Een uitgestelde belastingverplichting die niet is teruggedraaid en waarvan het bedrag niet is betaald binnen de vijf daaropvolgende verslagjaren, wordt teruggenomen voor zover zij in aanmerking was genomen in het totale bedrag van de aanpassing voor uitgestelde belastingen van een groepsentiteit.

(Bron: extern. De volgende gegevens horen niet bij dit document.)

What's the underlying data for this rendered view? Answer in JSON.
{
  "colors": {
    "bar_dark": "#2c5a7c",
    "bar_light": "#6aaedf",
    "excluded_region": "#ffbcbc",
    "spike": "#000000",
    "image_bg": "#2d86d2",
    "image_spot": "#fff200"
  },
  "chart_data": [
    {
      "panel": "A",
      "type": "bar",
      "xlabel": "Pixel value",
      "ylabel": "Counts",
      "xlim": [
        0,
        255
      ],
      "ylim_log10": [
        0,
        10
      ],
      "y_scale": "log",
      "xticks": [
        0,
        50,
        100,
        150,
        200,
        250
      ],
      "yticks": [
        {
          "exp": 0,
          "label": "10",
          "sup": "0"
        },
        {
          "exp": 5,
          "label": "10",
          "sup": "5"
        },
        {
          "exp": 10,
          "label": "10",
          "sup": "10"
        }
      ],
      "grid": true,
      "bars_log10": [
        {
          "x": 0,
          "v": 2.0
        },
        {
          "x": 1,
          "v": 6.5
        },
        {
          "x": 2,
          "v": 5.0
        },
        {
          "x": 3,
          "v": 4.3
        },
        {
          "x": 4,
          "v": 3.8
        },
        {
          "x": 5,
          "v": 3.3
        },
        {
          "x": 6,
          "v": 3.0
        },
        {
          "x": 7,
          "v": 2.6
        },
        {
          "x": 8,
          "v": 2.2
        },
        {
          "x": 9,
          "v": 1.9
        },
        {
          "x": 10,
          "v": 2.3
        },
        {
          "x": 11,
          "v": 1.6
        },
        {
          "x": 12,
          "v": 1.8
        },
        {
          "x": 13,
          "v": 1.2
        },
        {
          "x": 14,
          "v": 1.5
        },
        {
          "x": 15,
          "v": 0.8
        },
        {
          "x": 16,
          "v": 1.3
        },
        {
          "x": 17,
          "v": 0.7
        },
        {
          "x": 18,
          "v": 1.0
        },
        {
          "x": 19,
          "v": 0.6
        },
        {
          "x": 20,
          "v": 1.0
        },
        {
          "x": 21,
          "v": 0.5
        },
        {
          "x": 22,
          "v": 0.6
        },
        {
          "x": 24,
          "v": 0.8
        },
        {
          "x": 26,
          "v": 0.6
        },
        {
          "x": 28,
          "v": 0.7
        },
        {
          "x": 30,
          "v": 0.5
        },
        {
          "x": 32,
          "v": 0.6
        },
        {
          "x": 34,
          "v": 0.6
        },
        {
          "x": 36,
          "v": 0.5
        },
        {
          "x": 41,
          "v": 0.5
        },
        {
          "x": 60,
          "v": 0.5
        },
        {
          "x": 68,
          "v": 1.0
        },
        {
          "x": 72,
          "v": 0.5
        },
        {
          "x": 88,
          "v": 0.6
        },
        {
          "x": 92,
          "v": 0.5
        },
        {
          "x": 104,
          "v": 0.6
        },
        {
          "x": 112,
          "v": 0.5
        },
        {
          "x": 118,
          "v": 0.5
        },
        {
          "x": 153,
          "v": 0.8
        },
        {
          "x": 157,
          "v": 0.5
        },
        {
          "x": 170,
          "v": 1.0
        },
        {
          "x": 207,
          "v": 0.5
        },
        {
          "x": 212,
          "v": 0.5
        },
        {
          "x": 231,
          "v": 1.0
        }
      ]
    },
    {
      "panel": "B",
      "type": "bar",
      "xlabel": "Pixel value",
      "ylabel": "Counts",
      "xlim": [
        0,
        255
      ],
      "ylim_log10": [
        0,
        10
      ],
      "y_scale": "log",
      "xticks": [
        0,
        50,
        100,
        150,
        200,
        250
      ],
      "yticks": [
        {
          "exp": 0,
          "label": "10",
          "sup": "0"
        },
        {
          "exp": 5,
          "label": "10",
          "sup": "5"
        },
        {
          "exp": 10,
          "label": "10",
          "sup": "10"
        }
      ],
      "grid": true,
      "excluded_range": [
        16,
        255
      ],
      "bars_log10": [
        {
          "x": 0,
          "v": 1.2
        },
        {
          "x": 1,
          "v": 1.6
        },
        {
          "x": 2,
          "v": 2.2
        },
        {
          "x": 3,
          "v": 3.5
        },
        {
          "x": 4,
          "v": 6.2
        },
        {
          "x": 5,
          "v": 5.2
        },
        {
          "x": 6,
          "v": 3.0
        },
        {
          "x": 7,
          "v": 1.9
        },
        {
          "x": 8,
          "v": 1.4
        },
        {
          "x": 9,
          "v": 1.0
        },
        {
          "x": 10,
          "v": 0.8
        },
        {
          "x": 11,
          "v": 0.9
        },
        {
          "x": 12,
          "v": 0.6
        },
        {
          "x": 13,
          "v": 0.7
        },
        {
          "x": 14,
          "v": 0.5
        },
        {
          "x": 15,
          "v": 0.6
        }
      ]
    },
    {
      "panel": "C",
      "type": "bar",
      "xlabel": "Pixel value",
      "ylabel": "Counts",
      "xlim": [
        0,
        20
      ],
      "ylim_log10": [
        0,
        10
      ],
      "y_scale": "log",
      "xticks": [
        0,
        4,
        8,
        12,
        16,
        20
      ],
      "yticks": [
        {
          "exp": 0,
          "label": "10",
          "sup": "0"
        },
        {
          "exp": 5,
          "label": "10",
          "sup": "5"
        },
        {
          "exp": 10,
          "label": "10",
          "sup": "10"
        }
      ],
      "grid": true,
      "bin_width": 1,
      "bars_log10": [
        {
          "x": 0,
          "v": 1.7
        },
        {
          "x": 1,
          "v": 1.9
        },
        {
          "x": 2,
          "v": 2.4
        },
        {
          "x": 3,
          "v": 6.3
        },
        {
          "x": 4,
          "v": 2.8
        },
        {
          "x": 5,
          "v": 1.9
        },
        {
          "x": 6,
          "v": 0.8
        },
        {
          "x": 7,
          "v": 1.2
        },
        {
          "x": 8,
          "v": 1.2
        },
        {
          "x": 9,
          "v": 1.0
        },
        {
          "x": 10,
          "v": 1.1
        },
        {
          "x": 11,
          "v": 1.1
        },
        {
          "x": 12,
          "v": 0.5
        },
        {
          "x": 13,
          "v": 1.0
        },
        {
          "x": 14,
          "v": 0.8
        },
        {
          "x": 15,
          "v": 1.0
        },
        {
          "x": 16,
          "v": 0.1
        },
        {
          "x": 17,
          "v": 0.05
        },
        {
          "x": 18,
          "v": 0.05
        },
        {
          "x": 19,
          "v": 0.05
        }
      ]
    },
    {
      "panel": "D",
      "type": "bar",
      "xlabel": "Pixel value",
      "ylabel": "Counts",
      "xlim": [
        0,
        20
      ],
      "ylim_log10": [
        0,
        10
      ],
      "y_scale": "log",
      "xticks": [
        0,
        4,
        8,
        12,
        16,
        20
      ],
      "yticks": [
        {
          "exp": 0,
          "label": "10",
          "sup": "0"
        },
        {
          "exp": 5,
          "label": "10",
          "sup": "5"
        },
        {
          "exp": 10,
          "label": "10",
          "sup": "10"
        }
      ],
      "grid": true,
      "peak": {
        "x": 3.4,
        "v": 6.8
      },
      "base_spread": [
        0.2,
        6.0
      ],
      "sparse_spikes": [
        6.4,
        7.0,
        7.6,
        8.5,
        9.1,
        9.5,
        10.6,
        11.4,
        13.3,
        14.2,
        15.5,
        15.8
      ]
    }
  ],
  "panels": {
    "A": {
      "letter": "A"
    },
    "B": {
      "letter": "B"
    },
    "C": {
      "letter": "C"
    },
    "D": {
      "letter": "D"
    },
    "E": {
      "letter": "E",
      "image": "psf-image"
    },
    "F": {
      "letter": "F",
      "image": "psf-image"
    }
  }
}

Het bedrag van de teruggenomen uitgestelde belastingverplichtingen dat voor het lopende verslagjaar is bepaald, wordt aangemerkt als een vermindering van de betrokken belastingen in het vijfde verslagjaar vóór het lopende verslagjaar, en het effectieve belastingtarief en de bijheffing van dat verslagjaar worden herberekend overeenkomstig artikel 29, lid 1. De teruggenomen uitgestelde belastingverplichting voor het lopende verslagjaar is het bedrag van de stijging in de categorie uitgestelde belastingverplichtingen, dat was opgenomen in het totale bedrag van de aanpassing voor uitgestelde belastingen in het vijfde verslagjaar vóór het lopende verslagjaar en dat niet is teruggedraaid uiterlijk op de laatste dag van het lopende verslagjaar.
8.
Wanneer voor een opgebouwde uitgestelde belastingverplichting een uitzondering op terugname bestaat, wordt die verplichting in afwijking van lid 7 niet teruggenomen, zelfs wanneer zij niet wordt teruggedraaid of betaald binnen de vijf daaropvolgende jaren. Een belastingopbouw waarvoor een uitzondering op terugname bestaat, is het bedrag van opgebouwde belastinglasten dat toerekenbaar is aan wijzigingen in de daarmee samenhangende uitgestelde belastingverplichtingen, ter zake van de volgende bestanddelen:
- a)
kostenaftrekken met betrekking tot materiële activa;
- b)
kosten van een licentie- of soortgelijke overeenkomst van een overheid voor het gebruik van onroerend goed of de exploitatie van natuurlijke hulpbronnen waar een aanzienlijke investering in materiële activa mee gemoeid is;
- c)
onderzoeks- en ontwikkelingslasten;
- d)
ontmantelings- en saneringslasten;
- e)
waarderingen tegen reële waarde van niet-gerealiseerde nettowinsten;
- f)
nettowinsten uit wisselkoersverschillen;
- g)
verzekeringsreserves en geactiveerde acquisitiekosten voor verzekeringscontracten;
- h)
winsten uit de verkoop van materiële goederen die in dezelfde jurisdictie als de groepsentiteit zijn gevestigd, en die worden geherinvesteerd in materiële goederen in dezelfde jurisdictie, en
- i)
extra opgebouwde bedragen die voortvloeien uit wijzigingen in de verslagleggingsbeginselen met betrekking tot de in de punten a) tot en met h) vermelde bestanddelen.